Neil Blumenthal, co-founder and co-CEO of Warby Parker, then gave an inside perspective on just how these principles can be applied in the real world. Blumenthal, whose budget- and style-conscious eyeglass line has moved from the online world to include brick-and-mortar outlets, walked the audience through the development of his business. Starting with a question — “Why aren’t glasses sold online?” — he and his partners came up with a straightforward business plan. They would use their own designs, thus avoiding licensing fees, and a limited palette of materials and styles, which would help reduce costs. They also spent much of their 18 months in development working on their website — the interface with consumers — understanding that this was as important as the product.

The primary concern, however, had to be customer service. Because eyeglasses are such personalized products, said Blumenthal, building trust was paramount. The team came up with the idea of shipping frames to consumers to try on at home, and this, along with free shipping and returns, became the basis of the online business. “We wanted to eliminate every friction point possible and convey confidence,” said Blumenthal.

Warby Parker was also committed to a social mission: The brand distributes a pair of glasses to an underprivileged user for every pair sold, pairing with a non-profit for this purpose. However, Blumenthal said, Warby Parker quickly realized that this would be a lower priority for consumers. Instead, he stressed, the company focused on being “a lifestyle brand, offering value and service,” and only then noting that it had “a social mission.” The results were immediate: The company hit its first year’s goals in three weeks. It has since gone on to experiment with brick and mortar, first with pop-up stores in Philadelphia and New York, and more recently with permanent outlets, which rely heavily on design, playing up the neighborhood attributes of their urban settings.

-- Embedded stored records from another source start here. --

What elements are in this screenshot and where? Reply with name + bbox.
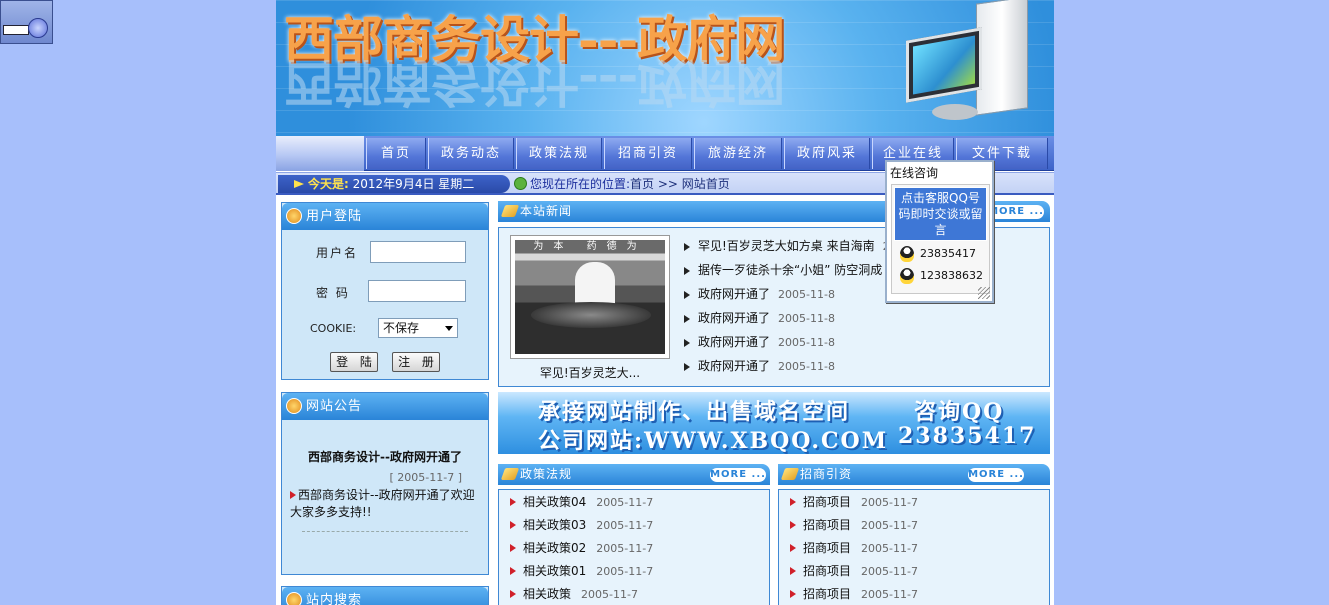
news-photo-caption[interactable]: 罕见!百岁灵芝大...: [510, 364, 670, 381]
ad-line-website: 公司网站:WWW.XBQQ.COM: [538, 428, 889, 454]
photo-sign-text: 为本 药德为: [533, 241, 647, 252]
online-consult-note: 点击客服QQ号码即时交谈或留言: [894, 187, 987, 241]
list-item[interactable]: 相关政策04 2005-11-7: [499, 491, 769, 514]
banner-title-reflection: 西部商务设计---政府网: [284, 53, 785, 112]
arrow-icon: [684, 339, 690, 347]
arrow-icon: [510, 544, 516, 552]
register-button[interactable]: 注 册: [392, 352, 440, 372]
cookie-label: COOKIE:: [310, 322, 357, 335]
login-panel: 用户登陆 用户名 密 码 COOKIE: 不保存 登 陆 注 册: [281, 202, 489, 380]
list-item[interactable]: 招商项目 2005-11-7: [779, 560, 1049, 583]
list-item[interactable]: 政府网开通了 2005-11-8: [683, 358, 947, 382]
today-date: 今天是: 2012年9月4日 星期二: [278, 175, 510, 193]
nav-item-tourism[interactable]: 旅游经济: [694, 138, 782, 169]
arrow-icon: [790, 590, 796, 598]
date-text: 2012年9月4日 星期二: [352, 177, 475, 191]
arrow-icon: [684, 267, 690, 275]
qq-penguin-icon: [900, 268, 914, 284]
news-photo[interactable]: 为本 药德为: [510, 235, 670, 359]
today-label: 今天是:: [308, 177, 349, 191]
breadcrumb-path[interactable]: 首页 >> 网站首页: [630, 177, 730, 191]
chevron-down-icon: [445, 326, 453, 331]
list-item[interactable]: 相关政策03 2005-11-7: [499, 514, 769, 537]
arrow-icon: [510, 567, 516, 575]
search-icon: [286, 592, 302, 605]
ad-line-services: 承接网站制作、出售域名空间: [538, 399, 851, 425]
nav-item-gov-style[interactable]: 政府风采: [784, 138, 870, 169]
cookie-select[interactable]: 不保存: [378, 318, 458, 338]
arrow-icon: [790, 521, 796, 529]
list-item[interactable]: 招商项目 2005-11-7: [779, 583, 1049, 605]
resize-handle-icon[interactable]: [978, 287, 990, 299]
arrow-icon: [684, 291, 690, 299]
arrow-icon: [684, 243, 690, 251]
investment-more-button[interactable]: MORE ...: [968, 468, 1024, 482]
username-input[interactable]: [370, 241, 466, 263]
username-label: 用户名: [316, 246, 359, 260]
location-label: 您现在所在的位置:: [530, 177, 631, 191]
list-item[interactable]: 招商项目 2005-11-7: [779, 514, 1049, 537]
arrow-icon: [684, 363, 690, 371]
divider: [302, 531, 468, 532]
online-consult-widget: 在线咨询 点击客服QQ号码即时交谈或留言 23835417 123838632: [885, 160, 994, 303]
arrow-icon: [294, 180, 304, 188]
qq-penguin-icon: [900, 246, 914, 262]
policy-panel: 相关政策04 2005-11-7 相关政策03 2005-11-7 相关政策02 20…: [498, 489, 770, 605]
policy-more-button[interactable]: MORE ...: [710, 468, 766, 482]
notice-body: 西部商务设计--政府网开通了欢迎大家多多支持!!: [290, 488, 475, 519]
search-panel-title: 站内搜索: [282, 587, 488, 605]
nav-item-investment[interactable]: 招商引资: [604, 138, 692, 169]
user-icon: [286, 208, 302, 224]
notice-headline[interactable]: 西部商务设计--政府网开通了: [290, 448, 480, 465]
advertisement-banner[interactable]: 承接网站制作、出售域名空间 公司网站:WWW.XBQQ.COM 咨询QQ 238…: [498, 392, 1050, 454]
pencil-icon: [500, 468, 520, 480]
list-item[interactable]: 招商项目 2005-11-7: [779, 491, 1049, 514]
list-item[interactable]: 相关政策 2005-11-7: [499, 583, 769, 605]
bell-icon: [286, 398, 302, 414]
login-panel-title: 用户登陆: [282, 203, 488, 230]
arrow-icon: [510, 498, 516, 506]
arrow-icon: [290, 491, 296, 499]
news-icon: [500, 205, 520, 217]
nav-item-policy[interactable]: 政策法规: [516, 138, 602, 169]
arrow-icon: [510, 521, 516, 529]
password-input[interactable]: [368, 280, 466, 302]
notice-content: 西部商务设计--政府网开通了 [ 2005-11-7 ] 西部商务设计--政府网…: [290, 448, 480, 532]
breadcrumb: 您现在所在的位置:首页 >> 网站首页: [514, 176, 730, 193]
qq-contact-1[interactable]: 23835417: [892, 243, 989, 265]
list-item[interactable]: 相关政策02 2005-11-7: [499, 537, 769, 560]
notice-date: [ 2005-11-7 ]: [389, 471, 462, 484]
login-button[interactable]: 登 陆: [330, 352, 378, 372]
arrow-icon: [684, 315, 690, 323]
nav-item-gov-news[interactable]: 政务动态: [428, 138, 514, 169]
arrow-icon: [790, 498, 796, 506]
keyboard-icon: [3, 25, 29, 35]
search-panel: 站内搜索: [281, 586, 489, 605]
chevron-down-icon[interactable]: [28, 18, 48, 38]
site-banner: 西部商务设计---政府网 西部商务设计---政府网: [276, 0, 1054, 136]
policy-header: 政策法规 MORE ...: [498, 464, 770, 485]
location-icon: [514, 177, 527, 190]
investment-panel: 招商项目 2005-11-7 招商项目 2005-11-7 招商项目 2005-11-…: [778, 489, 1050, 605]
nav-item-home[interactable]: 首页: [366, 138, 426, 169]
list-item[interactable]: 政府网开通了 2005-11-8: [683, 334, 947, 358]
arrow-icon: [790, 567, 796, 575]
computer-illustration: [888, 0, 1038, 130]
list-item[interactable]: 招商项目 2005-11-7: [779, 537, 1049, 560]
arrow-icon: [790, 544, 796, 552]
ad-qq-label: 咨询QQ: [914, 399, 1005, 425]
notice-panel: 网站公告 西部商务设计--政府网开通了 [ 2005-11-7 ] 西部商务设计…: [281, 392, 489, 575]
qq-contact-2[interactable]: 123838632: [892, 265, 989, 287]
investment-header: 招商引资 MORE ...: [778, 464, 1050, 485]
list-item[interactable]: 相关政策01 2005-11-7: [499, 560, 769, 583]
list-item[interactable]: 政府网开通了 2005-11-8: [683, 310, 947, 334]
password-label: 密 码: [316, 286, 350, 300]
online-consult-title: 在线咨询: [890, 166, 939, 180]
desktop-corner-widget[interactable]: [0, 0, 53, 44]
pencil-icon: [780, 468, 800, 480]
arrow-icon: [510, 590, 516, 598]
site-news-more-button[interactable]: MORE ...: [988, 205, 1044, 219]
ad-qq-number: 23835417: [898, 423, 1037, 449]
notice-panel-title: 网站公告: [282, 393, 488, 420]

Craig Robins, CEO and president of the real estate company Dacra, commented on the role of neighborhoods when he joined the speakers for the ensuing panel discussion. Developer of the Miami Design District, Robins spoke of the “intersection between culture and business,” specifically about incorporating historic buildings — “real things” — into a retailer’s vision. In that way, he showed a way forward for the field, using both technology and design, and stressing the need to “invest equally in the culture side of the neighborhood as well as places for people to sell things.”